Sichuan is a province in southeast China, its capital is Chengdu, and it is best known for food that packs an immense amount of heat. While Szechuan Beef or Kung Pao Chicken at your local Chinese takeout may feel underwhelming on a regular basis, real Sichuan food has a completely different look, feel, flavor profile, and set of ingredients.

Shu definitely delivers in authenticity both from its menu and its clientele.
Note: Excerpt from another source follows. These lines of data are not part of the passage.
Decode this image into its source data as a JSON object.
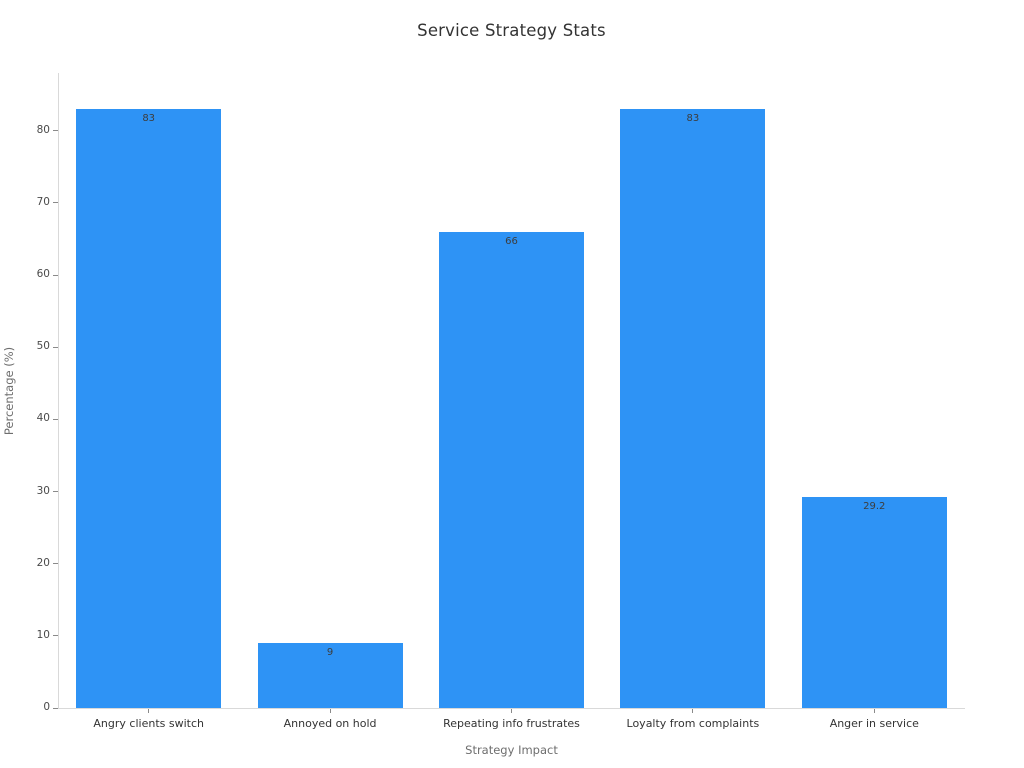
{
  "chart_data": {
    "type": "bar",
    "title": "Service Strategy Stats",
    "xlabel": "Strategy Impact",
    "ylabel": "Percentage (%)",
    "categories": [
      "Angry clients switch",
      "Annoyed on hold",
      "Repeating info frustrates",
      "Loyalty from complaints",
      "Anger in service"
    ],
    "values": [
      83,
      9,
      66,
      83,
      29.2
    ],
    "value_labels": [
      "83",
      "9",
      "66",
      "83",
      "29.2"
    ],
    "yticks": [
      0,
      10,
      20,
      30,
      40,
      50,
      60,
      70,
      80
    ],
    "ylim": [
      0,
      88
    ],
    "grid": false,
    "legend": null,
    "bar_color": "#2e93f5",
    "title_color": "#333333",
    "axis_title_color": "#6e6e6e",
    "tick_label_color": "#4a4a4a",
    "value_label_color": "#3d3d3d",
    "spine_color": "#d9d9d9"
  }
}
An Elegantly Relaxed Atmosphere

While Han has a lower price point and a more family-style / relaxed vibe, Shu poses as a slightly more elegant restaurant. Not the type of elegance where you need to get all fancy and dress up, but it is a single step above Han in both price point and atmosphere, while still remaining comfortable and relaxed in your dining experience.

A (Heat) Packed Menu

The menu is pretty immense and can be overwhelming for first timers, especially since the dish names are in Chinese. However, if you start with some classic Sichuan dishes, and some of our favorite go-to dishes, your introduction to this delicious cuisine will not disappoint:

Dan Dan Mein
Dan Dan Mein

If you are going to start off with an appetizer, the Dan Dan Mein is always recommended. A noodle dish paired with minced pork, scallions and a spicy sauce, is completely out of this world delicious. To top it off, they mix the noodles and sauce for you table-side, ensuring that every bit of noodle is flavored with the sauce and the pork, so that each bite is equally delicious. This appetizer gets a 2 out of 3 on the Shu spice scale.

Twice Cooked Pork

The name says it all. In its simplest form it is pork belly (basically bacon) cooked twice to give it a nice mix of crunchy and tender, doused in a black bean sauce and paired with leeks and Anaheim peppers, which gives it a nice 1 out of 3 on the Shu spice scale. This is a great first start because of its more mild level of spice. Plus, who doesn’t love pork belly?

Ma La Duck
Ma La Duck and Chongqing Chicken

These two dishes will have you stepping it up a couple of spice notches from the Twice Cooked Pork. Both dishes have a meat (duck or chicken) cut into smaller cubes, cooked as if they were fried (crunchy on the outside, moist on the inside), and completely covered in red chilis.

The first time we ordered Chongqing Chicken, we weren’t quite sure whether or not you were supposed to eat the chilis.

Some people say yes, others say no.

We say… they are delicious, but only as long as you don’t get one with a lot of seeds in them! Choose which ones you eat carefully, because this dish definitely reaches a 3 out of 3 on the Shu spice scale.

Kung Pao Chicken (the authentic version)

Now while the name of this dish sounds familiar, the taste of it will be completely unrecognizable.

This is a far cry from your local takeout Kung Pao Chicken. Once you taste the authentic version, you will never go back to the American-ized way.

Shu’s Kung Pao Chicken has all the similar ingredients that you’re used to in the dish, but with a few exceptions. You’ll still have the chicken, pepper, onion, peanuts and scallion, but the sauce will not be as thick as you’ve experienced otherwise, and will be much more flavorful. This authentic version includes red chilis, and our personal favorite part, Chinese peppercorns.

Chinese peppercorns look like just a normal peppercorn, but the flavor is something we can guarantee you’ve never experienced before.

All we can say is, get ready for a distinct mouth numbing sensation.

This dish is definitely foreign to any other cuisine, and reaches a 2 out of 3 on the Shu spice scale.

Mouthwatering Chicken

Other notable dishes to try:

  • Mouth Watering Chicken (literally translated)
  • Chengdu Dumplings
  • Ma Po Tofu (minced pork included)
  • Napa Beef

So the next time you’re in the mood for something spicy, skip the hot wings and go try out Shu for an authentic, and flavorfully spicy culinary experience (oh, and make sure to order a Tsingtao beer to help with the heat). Cheers!